In comparison to antibodies or antibody fragments, synthetic peptides are small (10 to 20 times smaller than an antibody), easily synthesized, modified less expensively and show higher diffusion rates in tissues. We expect that a diagnostic method based on small peptides is more accurate and cheaper than other existing methods and also has the potential for in vivo diagnosis. This could extend the list of existing methods. Furthermore, the adaptability of our approach allows other laboratories to follow it to generate and refine their own peptides with specificity towards their proteins of interest, instead of ordering antibodies. The possibilities of our project are illustrated in figure 1. A large antibody is unable to bind to a protein which is localized in the cell wall (Figure 1A), because of steric hindrance. By contrast, our “PepTag” has, compared to an antibody, the advantage that it is small and thereby can bind to a cell wall protein even if it is masked by other cell wall structures like glycoproteins (Figure 1B).
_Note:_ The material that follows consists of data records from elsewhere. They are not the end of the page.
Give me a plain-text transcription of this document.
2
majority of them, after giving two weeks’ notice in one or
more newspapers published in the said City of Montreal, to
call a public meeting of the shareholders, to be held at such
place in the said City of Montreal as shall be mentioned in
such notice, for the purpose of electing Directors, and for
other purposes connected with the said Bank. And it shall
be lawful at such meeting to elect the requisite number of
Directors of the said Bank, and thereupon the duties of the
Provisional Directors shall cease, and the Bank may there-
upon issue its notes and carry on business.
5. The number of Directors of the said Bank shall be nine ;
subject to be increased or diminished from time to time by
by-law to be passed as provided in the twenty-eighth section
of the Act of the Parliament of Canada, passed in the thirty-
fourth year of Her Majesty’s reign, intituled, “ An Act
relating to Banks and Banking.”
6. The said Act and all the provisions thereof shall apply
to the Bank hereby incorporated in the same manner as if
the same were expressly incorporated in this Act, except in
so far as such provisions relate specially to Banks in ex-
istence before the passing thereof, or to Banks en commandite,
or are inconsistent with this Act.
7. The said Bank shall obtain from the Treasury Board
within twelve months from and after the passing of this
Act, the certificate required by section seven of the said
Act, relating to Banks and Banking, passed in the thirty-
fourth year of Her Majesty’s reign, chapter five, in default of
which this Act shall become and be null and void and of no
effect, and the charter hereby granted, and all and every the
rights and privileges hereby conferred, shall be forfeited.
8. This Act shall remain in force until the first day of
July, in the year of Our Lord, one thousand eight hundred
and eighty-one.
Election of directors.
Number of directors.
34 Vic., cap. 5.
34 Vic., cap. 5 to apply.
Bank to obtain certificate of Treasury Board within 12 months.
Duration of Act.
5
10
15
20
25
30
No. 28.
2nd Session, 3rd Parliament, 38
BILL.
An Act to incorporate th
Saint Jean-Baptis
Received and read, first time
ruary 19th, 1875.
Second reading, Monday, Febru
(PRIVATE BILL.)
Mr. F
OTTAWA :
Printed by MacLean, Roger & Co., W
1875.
Figure 1| Schematic comparison of antibody and PepTag in the attempt to bind to a surface molecule. In part A and B from bottom to top of the zoomed-in section, the details are as follow. The Plasma Membrane is on the bottom. On top of it, the cell wall components: the β-1-3 glucan strains in light blue, chitin in purple, the β-1-6 glucan layer in grey, the glycoproteins (like mannoproteins) as red spirals and finally both the plasma membrane proteins and the cell wall proteins can be seen in different shades of green. Part A illustrates an antibody trying to bind, however the presence of the glycoproteins generate a steric impediment for such interaction to occur. Figure B shows how a small peptide attached to a scaffold protein can actually pass in between the glycoproteins and bind successfully to its target cell wall protein. Upon this positive interaction, different applications result evident, in this case the binding of an “Immune System Activator” (e.g. sorts of sugar or a chemical compound) molecule is depicted in orange, which would result in the tagging of a specific fungal strain so as to activate the natural immune system response.